Rep. Pramila Jayapal, the chair of the Congressional Progressive Caucus, said Sunday she would not support a sweeping economic bill if it includes the Hyde Amendment, adding another complicating factor to the ongoing negotiations among Democrats as they hash out details for the massive spending bill.
The Hyde Amendment blocks federal funds from being used for most abortions except in cases of rape, incest or when the woman’s life is in danger.
Her comments on CNN’s “State of the Union” come after West Virginia Sen. Joe Manchin — a crucial Democratic vote in the 50-50 Senate — said last week the Hyde Amendment’s inclusion would be necessary for a package to have his support.
Sen. Dick Durbin, the No. 2 Senate Democrat, on Sunday did not rule out including the Hyde Amendment, arguing that he doesn’t want that issue to sink the legislation.
“I’ll tell you, I voted for both in the past because I have to measure it against the value of the package itself,” Durbin told CNN’s Dana Bash, when asked if he will vote in favor of the bill if it includes the amendment. “Build Back Better is the future for many working families. It gives them a chance to finally break away from the inequality in our economy and to have some optimism about the future. So, I don’t want to let the package break down over that issue.”

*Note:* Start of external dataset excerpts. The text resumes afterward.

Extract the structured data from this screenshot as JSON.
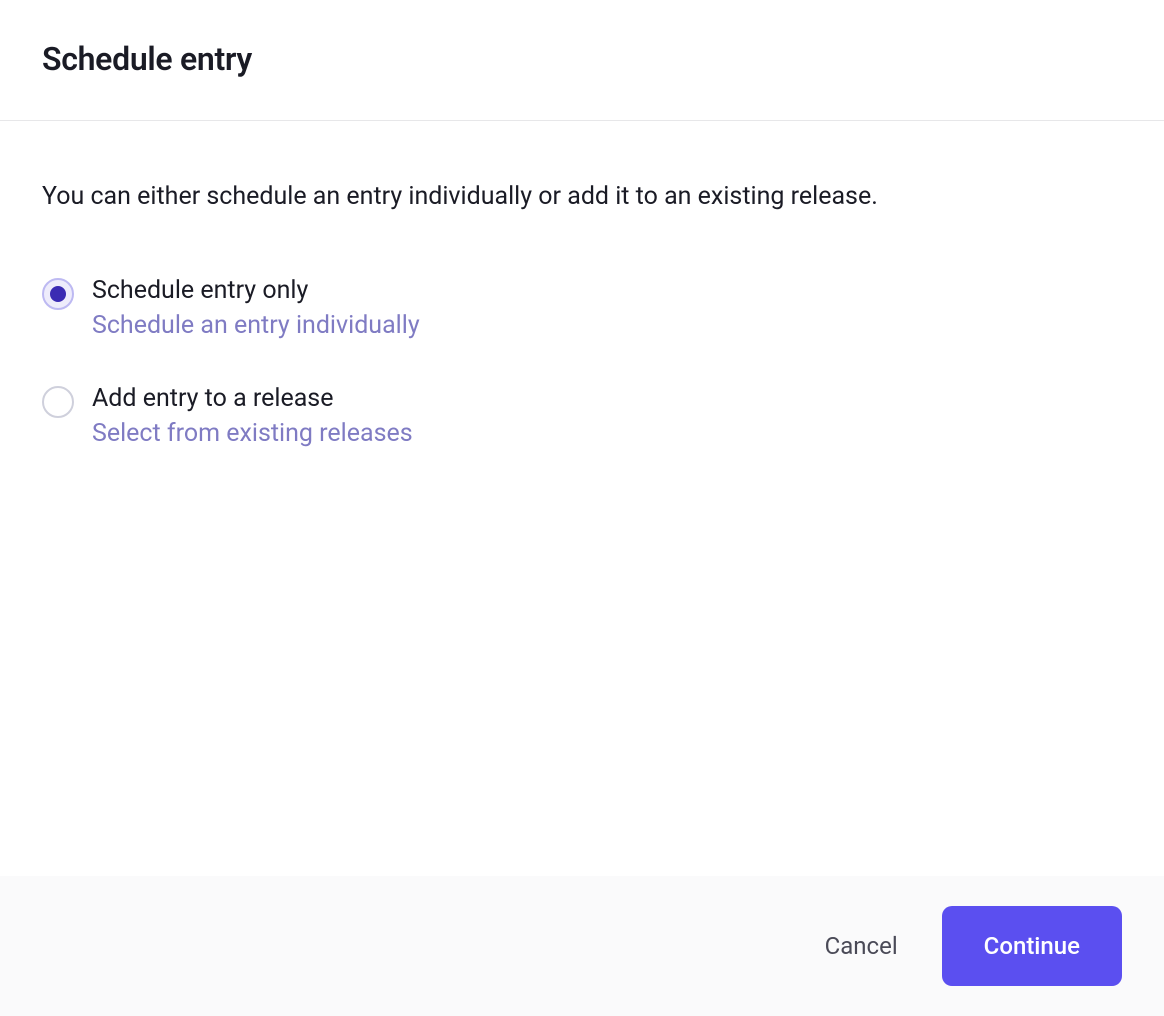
{
  "header": {
    "title": "Schedule entry"
  },
  "content": {
    "description": "You can either schedule an entry individually or add it to an existing release."
  },
  "options": [
    {
      "label": "Schedule entry only",
      "sublabel": "Schedule an entry individually",
      "selected": true
    },
    {
      "label": "Add entry to a release",
      "sublabel": "Select from existing releases",
      "selected": false
    }
  ],
  "footer": {
    "cancel_label": "Cancel",
    "continue_label": "Continue"
  }
}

Manchin, who represents a red state, has described himself as “pro-life and proud of it” previously. “Yeah, we’re not taking the Hyde amendment off. Hyde’s going to be on,” Manchin told National Review last week. “It has to be. It has to be. That’s dead on arrival if that’s gone.”
But Jayapal, a Washington state Democrat, drew a line on the issue Sunday, telling Bash “no” when asked if she would vote in favor of the bill if it’s included.
“Let’s just wait, this is a negotiation and we’ve got to continue to move this forward, but the Hyde Amendment is something that the majority of the country does not support,” Jayapal, who has been public about her own abortion, said.
“One in four women have had an abortion and need to have reproductive care in a very, very important time when those protections are being rolled back. That is nobody’s business. It is our business as people that carry the babies. And you know, we have to be able to make the choices during our pregnancy.”
“None of the dollars here are going for that,” she said when asked whether she wanted federal dollars in the legislation going toward abortions.
President Joe Biden came out against the Hyde Amendment in 2019 during the Democratic primary, reversing his long-held support for the measure.